Scene 2 presents the audience with a lesson in contrasts. Scene 1 depicts Antiochus as a lecherous tyrant with uncontrollable desires. He is suspicious of Pericles and fears that the young prince, armed with the knowledge of the king's perversity, might threaten his rule. As a direct result, the perverse king plans to have the young prince killed. But in scene 2, Pericles shows himself as a ruler of a very different sort. His concern is not about a threat to his own safety, but one to the well being of his people. He describes himself as no more than the top of a tree, which shades the roots by which it grows. His people are shown to be feeding and supporting him. In return, he gives them shade and protects them. Pericles generously trusts his kingdom to Helicanus without fear of a coup or rebellion. He is confident in his authority and the affection of his people, and believes his perch is sound and unshakable.

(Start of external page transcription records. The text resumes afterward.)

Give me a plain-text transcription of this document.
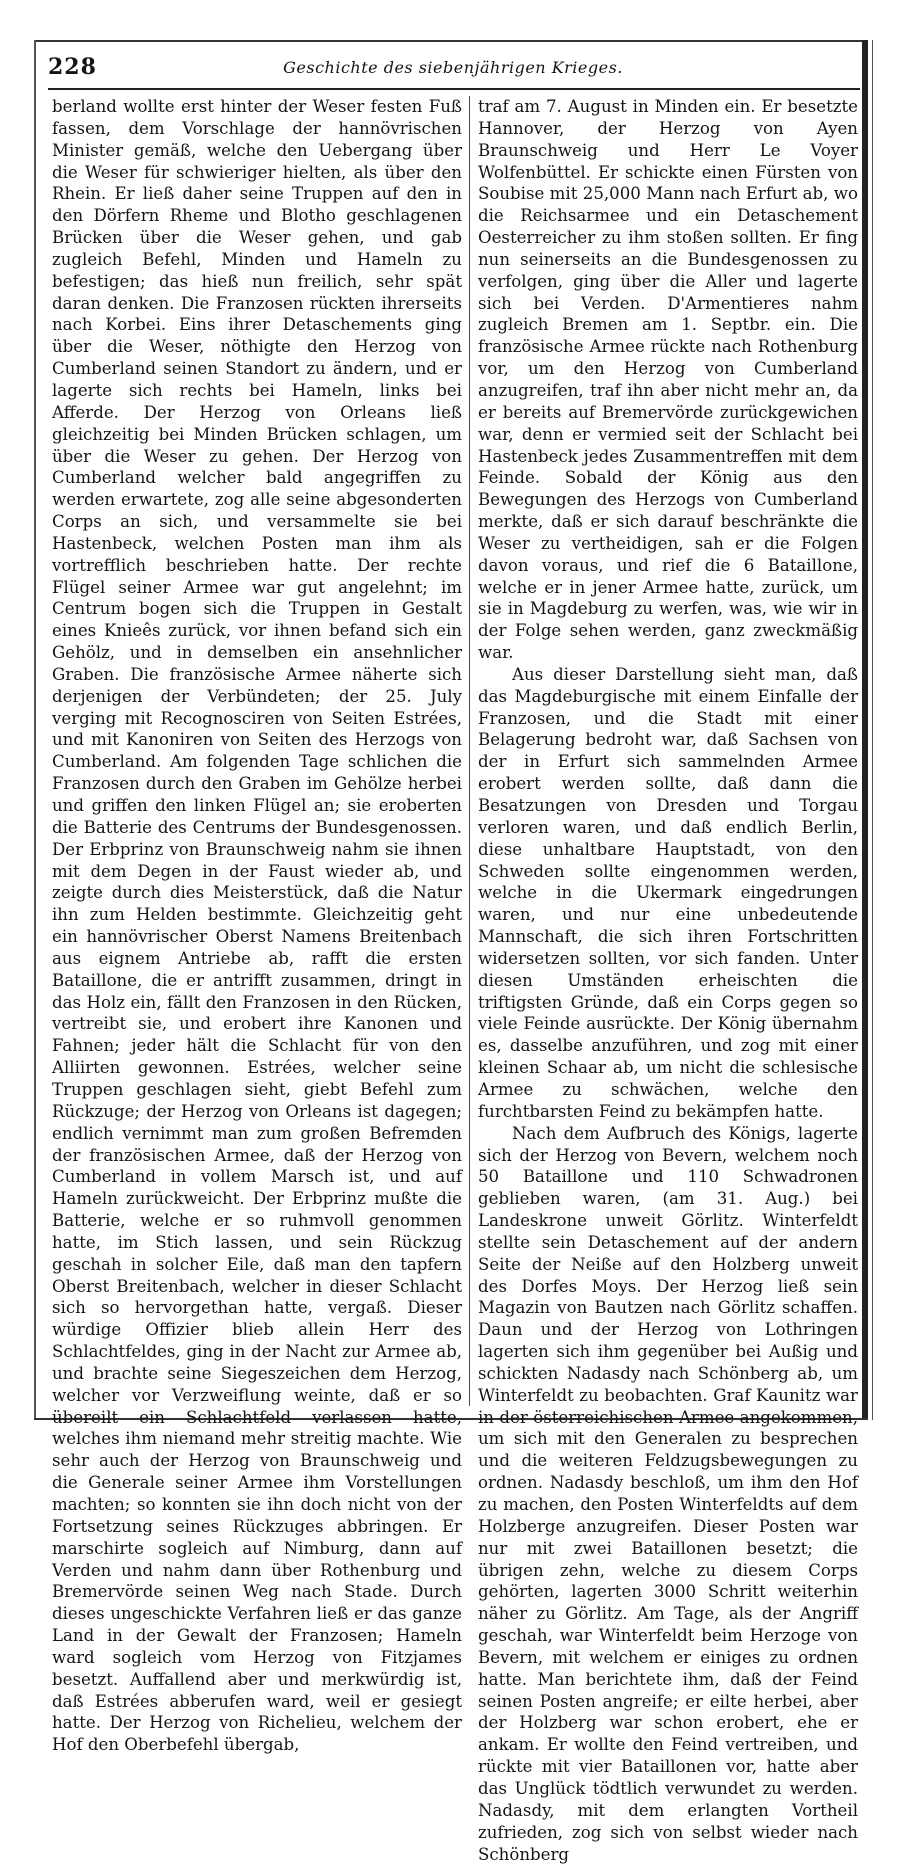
228	Geschichte des siebenjährigen Krieges.

berland wollte erst hinter der Weser festen Fuß fassen, dem Vorschlage der hannövrischen Minister gemäß, welche den Uebergang über die Weser für schwieriger hielten, als über den Rhein. Er ließ daher seine Truppen auf den in den Dörfern Rheme und Blotho geschlagenen Brücken über die Weser gehen, und gab zugleich Befehl, Minden und Hameln zu befestigen; das hieß nun freilich, sehr spät daran denken. Die Franzosen rückten ihrerseits nach Korbei. Eins ihrer Detaschements ging über die Weser, nöthigte den Herzog von Cumberland seinen Standort zu ändern, und er lagerte sich rechts bei Hameln, links bei Afferde. Der Herzog von Orleans ließ gleichzeitig bei Minden Brücken schlagen, um über die Weser zu gehen. Der Herzog von Cumberland welcher bald angegriffen zu werden erwartete, zog alle seine abgesonderten Corps an sich, und versammelte sie bei Hastenbeck, welchen Posten man ihm als vortrefflich beschrieben hatte. Der rechte Flügel seiner Armee war gut angelehnt; im Centrum bogen sich die Truppen in Gestalt eines Knieês zurück, vor ihnen befand sich ein Gehölz, und in demselben ein ansehnlicher Graben. Die französische Armee näherte sich derjenigen der Verbündeten; der 25. July verging mit Recognosciren von Seiten Estrées, und mit Kanoniren von Seiten des Herzogs von Cumberland. Am folgenden Tage schlichen die Franzosen durch den Graben im Gehölze herbei und griffen den linken Flügel an; sie eroberten die Batterie des Centrums der Bundesgenossen. Der Erbprinz von Braunschweig nahm sie ihnen mit dem Degen in der Faust wieder ab, und zeigte durch dies Meisterstück, daß die Natur ihn zum Helden bestimmte. Gleichzeitig geht ein hannövrischer Oberst Namens Breitenbach aus eignem Antriebe ab, rafft die ersten Bataillone, die er antrifft zusammen, dringt in das Holz ein, fällt den Franzosen in den Rücken, vertreibt sie, und erobert ihre Kanonen und Fahnen; jeder hält die Schlacht für von den Alliirten gewonnen. Estrées, welcher seine Truppen geschlagen sieht, giebt Befehl zum Rückzuge; der Herzog von Orleans ist dagegen; endlich vernimmt man zum großen Befremden der französischen Armee, daß der Herzog von Cumberland in vollem Marsch ist, und auf Hameln zurückweicht. Der Erbprinz mußte die Batterie, welche er so ruhmvoll genommen hatte, im Stich lassen, und sein Rückzug geschah in solcher Eile, daß man den tapfern Oberst Breitenbach, welcher in dieser Schlacht sich so hervorgethan hatte, vergaß. Dieser würdige Offizier blieb allein Herr des Schlachtfeldes, ging in der Nacht zur Armee ab, und brachte seine Siegeszeichen dem Herzog, welcher vor Verzweiflung weinte, daß er so übereilt ein Schlachtfeld verlassen hatte, welches ihm niemand mehr streitig machte. Wie sehr auch der Herzog von Braunschweig und die Generale seiner Armee ihm Vorstellungen machten; so konnten sie ihn doch nicht von der Fortsetzung seines Rückzuges abbringen. Er marschirte sogleich auf Nimburg, dann auf Verden und nahm dann über Rothenburg und Bremervörde seinen Weg nach Stade. Durch dieses ungeschickte Verfahren ließ er das ganze Land in der Gewalt der Franzosen; Hameln ward sogleich vom Herzog von Fitzjames besetzt. Auffallend aber und merkwürdig ist, daß Estrées abberufen ward, weil er gesiegt hatte. Der Herzog von Richelieu, welchem der Hof den Oberbefehl übergab,

traf am 7. August in Minden ein. Er besetzte Hannover, der Herzog von Ayen Braunschweig und Herr Le Voyer Wolfenbüttel. Er schickte einen Fürsten von Soubise mit 25,000 Mann nach Erfurt ab, wo die Reichsarmee und ein Detaschement Oesterreicher zu ihm stoßen sollten. Er fing nun seinerseits an die Bundesgenossen zu verfolgen, ging über die Aller und lagerte sich bei Verden. D'Armentieres nahm zugleich Bremen am 1. Septbr. ein. Die französische Armee rückte nach Rothenburg vor, um den Herzog von Cumberland anzugreifen, traf ihn aber nicht mehr an, da er bereits auf Bremervörde zurückgewichen war, denn er vermied seit der Schlacht bei Hastenbeck jedes Zusammentreffen mit dem Feinde. Sobald der König aus den Bewegungen des Herzogs von Cumberland merkte, daß er sich darauf beschränkte die Weser zu vertheidigen, sah er die Folgen davon voraus, und rief die 6 Bataillone, welche er in jener Armee hatte, zurück, um sie in Magdeburg zu werfen, was, wie wir in der Folge sehen werden, ganz zweckmäßig war.

Aus dieser Darstellung sieht man, daß das Magdeburgische mit einem Einfalle der Franzosen, und die Stadt mit einer Belagerung bedroht war, daß Sachsen von der in Erfurt sich sammelnden Armee erobert werden sollte, daß dann die Besatzungen von Dresden und Torgau verloren waren, und daß endlich Berlin, diese unhaltbare Hauptstadt, von den Schweden sollte eingenommen werden, welche in die Ukermark eingedrungen waren, und nur eine unbedeutende Mannschaft, die sich ihren Fortschritten widersetzen sollten, vor sich fanden. Unter diesen Umständen erheischten die triftigsten Gründe, daß ein Corps gegen so viele Feinde ausrückte. Der König übernahm es, dasselbe anzuführen, und zog mit einer kleinen Schaar ab, um nicht die schlesische Armee zu schwächen, welche den furchtbarsten Feind zu bekämpfen hatte.

Nach dem Aufbruch des Königs, lagerte sich der Herzog von Bevern, welchem noch 50 Bataillone und 110 Schwadronen geblieben waren, (am 31. Aug.) bei Landeskrone unweit Görlitz. Winterfeldt stellte sein Detaschement auf der andern Seite der Neiße auf den Holzberg unweit des Dorfes Moys. Der Herzog ließ sein Magazin von Bautzen nach Görlitz schaffen. Daun und der Herzog von Lothringen lagerten sich ihm gegenüber bei Außig und schickten Nadasdy nach Schönberg ab, um Winterfeldt zu beobachten. Graf Kaunitz war in der österreichischen Armee angekommen, um sich mit den Generalen zu besprechen und die weiteren Feldzugsbewegungen zu ordnen. Nadasdy beschloß, um ihm den Hof zu machen, den Posten Winterfeldts auf dem Holzberge anzugreifen. Dieser Posten war nur mit zwei Bataillonen besetzt; die übrigen zehn, welche zu diesem Corps gehörten, lagerten 3000 Schritt weiterhin näher zu Görlitz. Am Tage, als der Angriff geschah, war Winterfeldt beim Herzoge von Bevern, mit welchem er einiges zu ordnen hatte. Man berichtete ihm, daß der Feind seinen Posten angreife; er eilte herbei, aber der Holzberg war schon erobert, ehe er ankam. Er wollte den Feind vertreiben, und rückte mit vier Bataillonen vor, hatte aber das Unglück tödtlich verwundet zu werden. Nadasdy, mit dem erlangten Vortheil zufrieden, zog sich von selbst wieder nach Schönberg
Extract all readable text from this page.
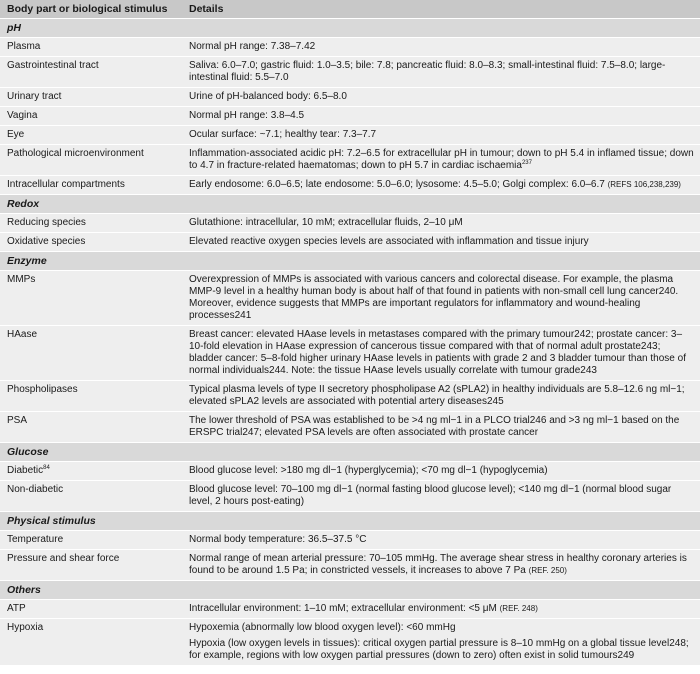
Body part or biological stimulus	Details
pH	
Plasma	Normal pH range: 7.38–7.42
Gastrointestinal tract	Saliva: 6.0–7.0; gastric fluid: 1.0–3.5; bile: 7.8; pancreatic fluid: 8.0–8.3; small-intestinal fluid: 7.5–8.0; large-intestinal fluid: 5.5–7.0
Urinary tract	Urine of pH-balanced body: 6.5–8.0
Vagina	Normal pH range: 3.8–4.5
Eye	Ocular surface: ~7.1; healthy tear: 7.3–7.7
Pathological microenvironment	Inflammation-associated acidic pH: 7.2–6.5 for extracellular pH in tumour; down to pH 5.4 in inflamed tissue; down to 4.7 in fracture-related haematomas; down to pH 5.7 in cardiac ischaemia$^{237}$
Intracellular compartments	Early endosome: 6.0–6.5; late endosome: 5.0–6.0; lysosome: 4.5–5.0; Golgi complex: 6.0–6.7 (REFS 106,238,239)
Redox	
Reducing species	Glutathione: intracellular, 10 mM; extracellular fluids, 2–10 μM
Oxidative species	Elevated reactive oxygen species levels are associated with inflammation and tissue injury
Enzyme	
MMPs	Overexpression of MMPs is associated with various cancers and colorectal disease. For example, the plasma MMP-9 level in a healthy human body is about half of that found in patients with non-small cell lung cancer240. Moreover, evidence suggests that MMPs are important regulators for inflammatory and wound-healing processes241
HAase	Breast cancer: elevated HAase levels in metastases compared with the primary tumour242; prostate cancer: 3–10-fold elevation in HAase expression of cancerous tissue compared with that of normal adult prostate243; bladder cancer: 5–8-fold higher urinary HAase levels in patients with grade 2 and 3 bladder tumour than those of normal individuals244. Note: the tissue HAase levels usually correlate with tumour grade243
Phospholipases	Typical plasma levels of type II secretory phospholipase A2 (sPLA2) in healthy individuals are 5.8–12.6 ng ml−1; elevated sPLA2 levels are associated with potential artery diseases245
PSA	The lower threshold of PSA was established to be >4 ng ml−1 in a PLCO trial246 and >3 ng ml−1 based on the ERSPC trial247; elevated PSA levels are often associated with prostate cancer
Glucose	
Diabetic$^{84}$	Blood glucose level: >180 mg dl−1 (hyperglycemia); <70 mg dl−1 (hypoglycemia)
Non-diabetic	Blood glucose level: 70–100 mg dl−1 (normal fasting blood glucose level); <140 mg dl−1 (normal blood sugar level, 2 hours post-eating)
Physical stimulus	
Temperature	Normal body temperature: 36.5–37.5 °C
Pressure and shear force	Normal range of mean arterial pressure: 70–105 mmHg. The average shear stress in healthy coronary arteries is found to be around 1.5 Pa; in constricted vessels, it increases to above 7 Pa (REF. 250)
Others	
ATP	Intracellular environment: 1–10 mM; extracellular environment: <5 μM (REF. 248)
Hypoxia	Hypoxemia (abnormally low blood oxygen level): <60 mmHg

Hypoxia (low oxygen levels in tissues): critical oxygen partial pressure is 8–10 mmHg on a global tissue level248; for example, regions with low oxygen partial pressures (down to zero) often exist in solid tumours249
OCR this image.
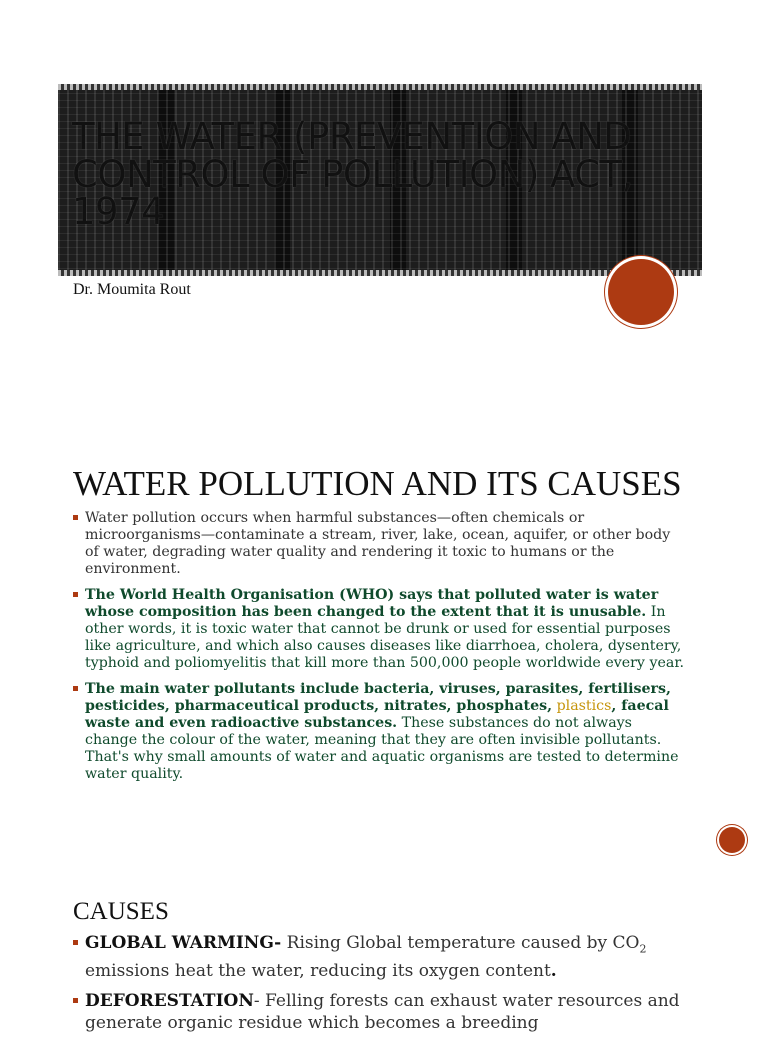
THE WATER (PREVENTION AND CONTROL OF POLLUTION) ACT, 1974
Dr. Moumita Rout
WATER POLLUTION AND ITS CAUSES
Water pollution occurs when harmful substances—often chemicals or microorganisms—contaminate a stream, river, lake, ocean, aquifer, or other body of water, degrading water quality and rendering it toxic to humans or the environment.
The World Health Organisation (WHO) says that polluted water is water whose composition has been changed to the extent that it is unusable. In other words, it is toxic water that cannot be drunk or used for essential purposes like agriculture, and which also causes diseases like diarrhoea, cholera, dysentery, typhoid and poliomyelitis that kill more than 500,000 people worldwide every year.
The main water pollutants include bacteria, viruses, parasites, fertilisers, pesticides, pharmaceutical products, nitrates, phosphates, plastics, faecal waste and even radioactive substances. These substances do not always change the colour of the water, meaning that they are often invisible pollutants. That's why small amounts of water and aquatic organisms are tested to determine water quality.
CAUSES
GLOBAL WARMING- Rising Global temperature caused by $CO_2$ emissions heat the water, reducing its oxygen content.
DEFORESTATION- Felling forests can exhaust water resources and generate organic residue which becomes a breeding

Some important passages in this scene reflect the thematic concern that a ruler must be good in order to truly rule. Pericles, in contrast to Antiochus, appears to be noble and wise. Helicanus makes the statement that flattery gives rise to sin in kings and that kings, being human, can go wrong. Shakespeare then has Pericles appreciating Helicanus for his true loyalty, which is far different from the flattery of Antiochus' advisers. Once again, Pericles is characterized as fair and wise, moderate and tempered--a true hero.